Happiness….

The most sought-after experience that human society is striving to achieve, is still an underestimated and untapped experience beyond the reach of the majority.  Many believe they have reached that state of happiness, but have they?

 

It was a nice sunny tropical afternoon. On my daily commute back home, I was looking out through the window and my mood changed swiftly from jovial to a deep sense of pity. An old lady clad in a brownish-white outfit, ragged for the most part, was standing on the curbside with her merchandise on display and she was attending to her clients. Immediately a deep sense of discomfort overwhelmed me. So many thoughts came pounding on my mind:
Why are some people so miserable?

What can be done for such people? What can I do for such people?
How can I tolerate such a situation and not help?
I was helplessly witnessing the whole scene when I noticed something amazing. The lady was smiling from ear to ear! She was chatting with her fellow sellers and clients and going on about her business in a matter-of-fact manner.

I was catapulted into another mind battle. What was the meaning of this? It was unfathomable to me how a lady in her precarious situation, selling merchandise for a few pennies, could actually be in such a joyful mood. I drifted back to my experiences of homeless people living their carefree lives and sleeping by the road at night only to be chased away every morning by the police, yet they were full of jokes every evening when they gathered with their other homeless friends. The daily reality around the world appeared vividly in my mind where children were bathing with great joy in muddy water or having to journey hundreds of kilometers to go to school or work.

My very definition of happiness was challenged at that point.
What was happiness for me: good education; more money; more facilities! What was happiness and joy for me was seemingly unknown to them. My logical mind could not comprehend. Frustration took over me.  I felt dissatisfied.

I then remembered Srila Prabhupada’s teachings in the Bhagavad-Gita about: Relative Truth and Absolute Truth.

Actually what we are all experiencing is not happiness! It is simply the absence of happiness that we are experiencing and this temporary state feels so nice that we equate this feeling to happiness! This fickle friend has been eluding us for centuries. Srila Prabhupada explained in a letter in 1970 to Robert Karen the concept of relative truth:The truth within this material world is relative. The Absolute Truth is outside the relative world. Just like when a child is born, he is relative—he is born by his father. Then you go on researching and you will find that his father is also born of his father and so on. In this way, if we go on searching out the Absolute Truth, we will find Him, the Supreme Person, not impersonal. Just like the child is a person, therefore the agent or the truth which begot the child is taken without any hesitation as a person. Therefore the Absolute Truth cannot be impersonal—that is a fact.

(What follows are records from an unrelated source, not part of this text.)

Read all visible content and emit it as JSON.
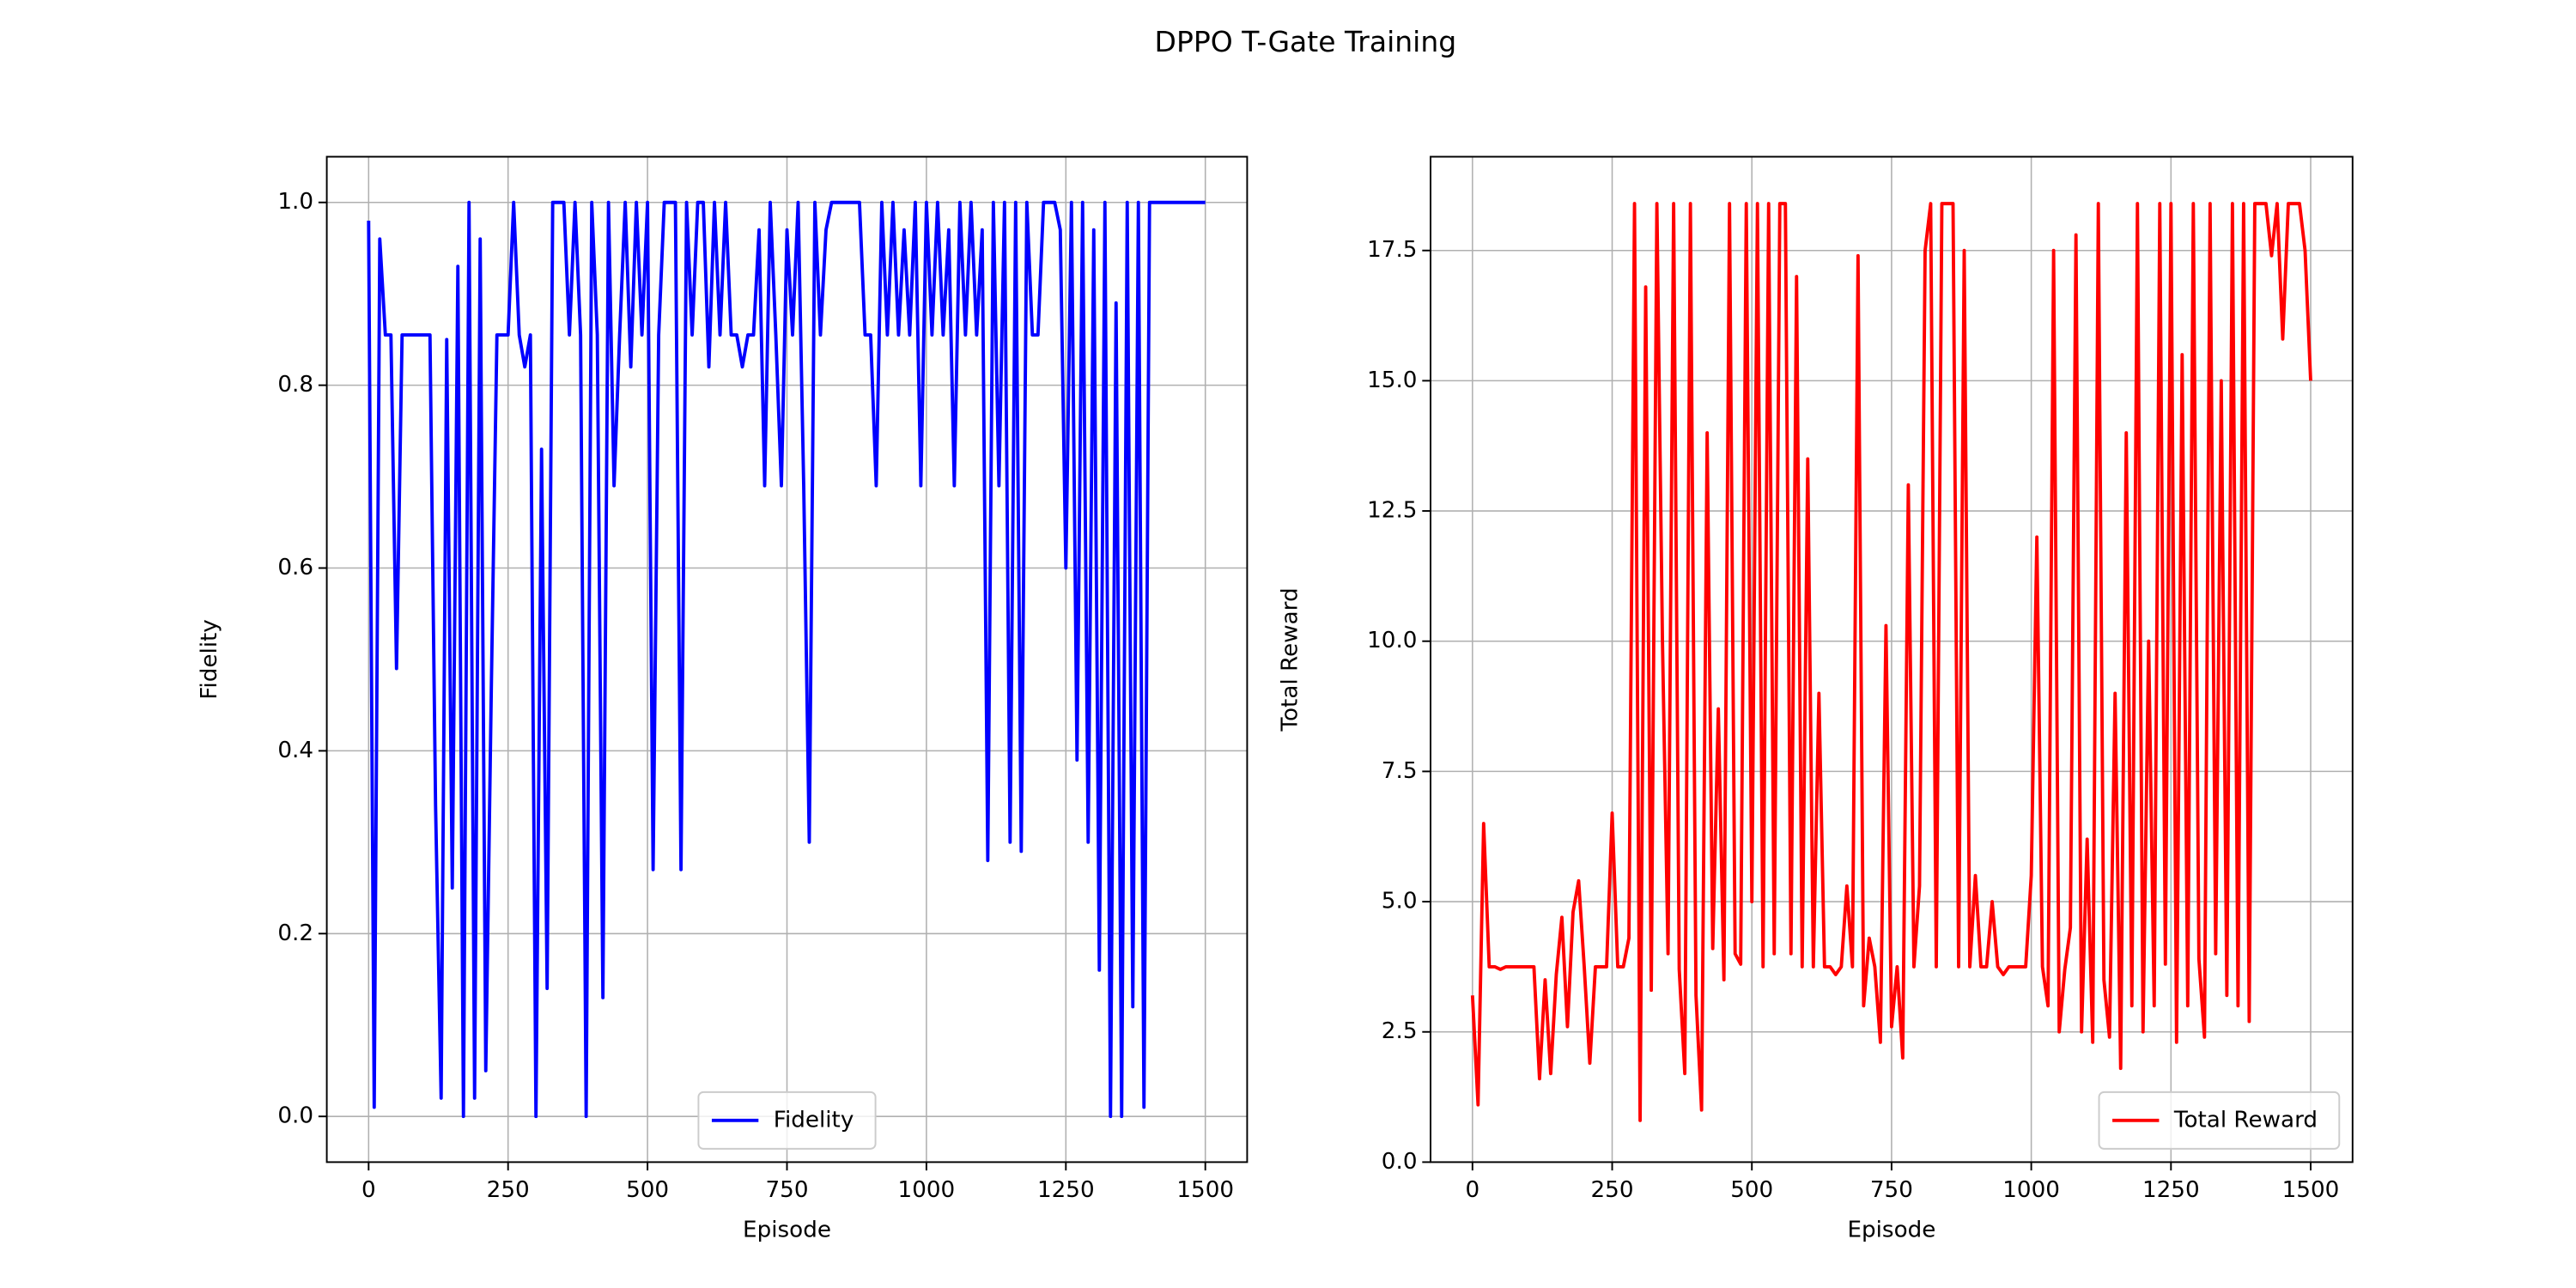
{
  "title": "DPPO T-Gate Training",
  "chart_data": [
    {
      "type": "line",
      "xlabel": "Episode",
      "ylabel": "Fidelity",
      "xlim": [
        -75,
        1575
      ],
      "ylim": [
        -0.05,
        1.05
      ],
      "xticks": [
        0,
        250,
        500,
        750,
        1000,
        1250,
        1500
      ],
      "yticks": [
        {
          "value": 0,
          "label": "0.0"
        },
        0.2,
        0.4,
        0.6,
        0.8,
        {
          "value": 1,
          "label": "1.0"
        }
      ],
      "grid": true,
      "legend": "lower center",
      "x": [
        0,
        10,
        20,
        30,
        40,
        50,
        60,
        70,
        80,
        90,
        100,
        110,
        120,
        130,
        140,
        150,
        160,
        170,
        180,
        190,
        200,
        210,
        220,
        230,
        240,
        250,
        260,
        270,
        280,
        290,
        300,
        310,
        320,
        330,
        340,
        350,
        360,
        370,
        380,
        390,
        400,
        410,
        420,
        430,
        440,
        450,
        460,
        470,
        480,
        490,
        500,
        510,
        520,
        530,
        540,
        550,
        560,
        570,
        580,
        590,
        600,
        610,
        620,
        630,
        640,
        650,
        660,
        670,
        680,
        690,
        700,
        710,
        720,
        730,
        740,
        750,
        760,
        770,
        780,
        790,
        800,
        810,
        820,
        830,
        840,
        850,
        860,
        870,
        880,
        890,
        900,
        910,
        920,
        930,
        940,
        950,
        960,
        970,
        980,
        990,
        1000,
        1010,
        1020,
        1030,
        1040,
        1050,
        1060,
        1070,
        1080,
        1090,
        1100,
        1110,
        1120,
        1130,
        1140,
        1150,
        1160,
        1170,
        1180,
        1190,
        1200,
        1210,
        1220,
        1230,
        1240,
        1250,
        1260,
        1270,
        1280,
        1290,
        1300,
        1310,
        1320,
        1330,
        1340,
        1350,
        1360,
        1370,
        1380,
        1390,
        1400,
        1410,
        1420,
        1430,
        1440,
        1450,
        1460,
        1470,
        1480,
        1490,
        1500
      ],
      "series": [
        {
          "name": "Fidelity",
          "color": "#0000ff",
          "values": [
            0.98,
            0.01,
            0.96,
            0.855,
            0.855,
            0.49,
            0.855,
            0.855,
            0.855,
            0.855,
            0.855,
            0.855,
            0.34,
            0.02,
            0.85,
            0.25,
            0.93,
            0.0,
            1.0,
            0.02,
            0.96,
            0.05,
            0.47,
            0.855,
            0.855,
            0.855,
            1.0,
            0.855,
            0.82,
            0.855,
            0.0,
            0.73,
            0.14,
            1.0,
            1.0,
            1.0,
            0.855,
            1.0,
            0.855,
            0.0,
            1.0,
            0.855,
            0.13,
            1.0,
            0.69,
            0.855,
            1.0,
            0.82,
            1.0,
            0.855,
            1.0,
            0.27,
            0.855,
            1.0,
            1.0,
            1.0,
            0.27,
            1.0,
            0.855,
            1.0,
            1.0,
            0.82,
            1.0,
            0.855,
            1.0,
            0.855,
            0.855,
            0.82,
            0.855,
            0.855,
            0.97,
            0.69,
            1.0,
            0.855,
            0.69,
            0.97,
            0.855,
            1.0,
            0.69,
            0.3,
            1.0,
            0.855,
            0.97,
            1.0,
            1.0,
            1.0,
            1.0,
            1.0,
            1.0,
            0.855,
            0.855,
            0.69,
            1.0,
            0.855,
            1.0,
            0.855,
            0.97,
            0.855,
            1.0,
            0.69,
            1.0,
            0.855,
            1.0,
            0.855,
            0.97,
            0.69,
            1.0,
            0.855,
            1.0,
            0.855,
            0.97,
            0.28,
            1.0,
            0.69,
            1.0,
            0.3,
            1.0,
            0.29,
            1.0,
            0.855,
            0.855,
            1.0,
            1.0,
            1.0,
            0.97,
            0.6,
            1.0,
            0.39,
            1.0,
            0.3,
            0.97,
            0.16,
            1.0,
            0.0,
            0.89,
            0.0,
            1.0,
            0.12,
            1.0,
            0.01,
            1.0,
            1.0,
            1.0,
            1.0,
            1.0,
            1.0,
            1.0,
            1.0,
            1.0,
            1.0,
            1.0
          ]
        }
      ]
    },
    {
      "type": "line",
      "xlabel": "Episode",
      "ylabel": "Total Reward",
      "xlim": [
        -75,
        1575
      ],
      "ylim": [
        0,
        19.3
      ],
      "xticks": [
        0,
        250,
        500,
        750,
        1000,
        1250,
        1500
      ],
      "yticks": [
        {
          "value": 0,
          "label": "0.0"
        },
        2.5,
        {
          "value": 5,
          "label": "5.0"
        },
        7.5,
        {
          "value": 10,
          "label": "10.0"
        },
        12.5,
        {
          "value": 15,
          "label": "15.0"
        },
        17.5
      ],
      "grid": true,
      "legend": "lower right",
      "x": [
        0,
        10,
        20,
        30,
        40,
        50,
        60,
        70,
        80,
        90,
        100,
        110,
        120,
        130,
        140,
        150,
        160,
        170,
        180,
        190,
        200,
        210,
        220,
        230,
        240,
        250,
        260,
        270,
        280,
        290,
        300,
        310,
        320,
        330,
        340,
        350,
        360,
        370,
        380,
        390,
        400,
        410,
        420,
        430,
        440,
        450,
        460,
        470,
        480,
        490,
        500,
        510,
        520,
        530,
        540,
        550,
        560,
        570,
        580,
        590,
        600,
        610,
        620,
        630,
        640,
        650,
        660,
        670,
        680,
        690,
        700,
        710,
        720,
        730,
        740,
        750,
        760,
        770,
        780,
        790,
        800,
        810,
        820,
        830,
        840,
        850,
        860,
        870,
        880,
        890,
        900,
        910,
        920,
        930,
        940,
        950,
        960,
        970,
        980,
        990,
        1000,
        1010,
        1020,
        1030,
        1040,
        1050,
        1060,
        1070,
        1080,
        1090,
        1100,
        1110,
        1120,
        1130,
        1140,
        1150,
        1160,
        1170,
        1180,
        1190,
        1200,
        1210,
        1220,
        1230,
        1240,
        1250,
        1260,
        1270,
        1280,
        1290,
        1300,
        1310,
        1320,
        1330,
        1340,
        1350,
        1360,
        1370,
        1380,
        1390,
        1400,
        1410,
        1420,
        1430,
        1440,
        1450,
        1460,
        1470,
        1480,
        1490,
        1500
      ],
      "series": [
        {
          "name": "Total Reward",
          "color": "#ff0000",
          "values": [
            3.2,
            1.1,
            6.5,
            3.75,
            3.75,
            3.7,
            3.75,
            3.75,
            3.75,
            3.75,
            3.75,
            3.75,
            1.6,
            3.5,
            1.7,
            3.6,
            4.7,
            2.6,
            4.8,
            5.4,
            3.75,
            1.9,
            3.75,
            3.75,
            3.75,
            6.7,
            3.75,
            3.75,
            4.3,
            18.4,
            0.8,
            16.8,
            3.3,
            18.4,
            10.0,
            4.0,
            18.4,
            3.7,
            1.7,
            18.4,
            3.2,
            1.0,
            14.0,
            4.1,
            8.7,
            3.5,
            18.4,
            4.0,
            3.8,
            18.4,
            5.0,
            18.4,
            3.75,
            18.4,
            4.0,
            18.4,
            18.4,
            4.0,
            17.0,
            3.75,
            13.5,
            3.75,
            9.0,
            3.75,
            3.75,
            3.6,
            3.75,
            5.3,
            3.75,
            17.4,
            3.0,
            4.3,
            3.75,
            2.3,
            10.3,
            2.6,
            3.75,
            2.0,
            13.0,
            3.75,
            5.3,
            17.5,
            18.4,
            3.75,
            18.4,
            18.4,
            18.4,
            3.75,
            17.5,
            3.75,
            5.5,
            3.75,
            3.75,
            5.0,
            3.75,
            3.6,
            3.75,
            3.75,
            3.75,
            3.75,
            5.5,
            12.0,
            3.75,
            3.0,
            17.5,
            2.5,
            3.7,
            4.5,
            17.8,
            2.5,
            6.2,
            2.3,
            18.4,
            3.5,
            2.4,
            9.0,
            1.8,
            14.0,
            3.0,
            18.4,
            2.5,
            10.0,
            3.0,
            18.4,
            3.8,
            18.4,
            2.3,
            15.5,
            3.0,
            18.4,
            3.9,
            2.4,
            18.4,
            4.0,
            15.0,
            3.2,
            18.4,
            3.0,
            18.4,
            2.7,
            18.4,
            18.4,
            18.4,
            17.4,
            18.4,
            15.8,
            18.4,
            18.4,
            18.4,
            17.5,
            15.0
          ]
        }
      ]
    }
  ]
}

By the time I reached home, my frustration and restlessness subsided and I was enlightened by this amazing knowledge, which challenged the very definition of joy and happiness to me. I had the realization that even I am not happy; despite having a good education, a good job, and a nice home. I am simply experiencing a state of absence of suffering and misery in my relative truth.
I am no different than the old lady by the curbside!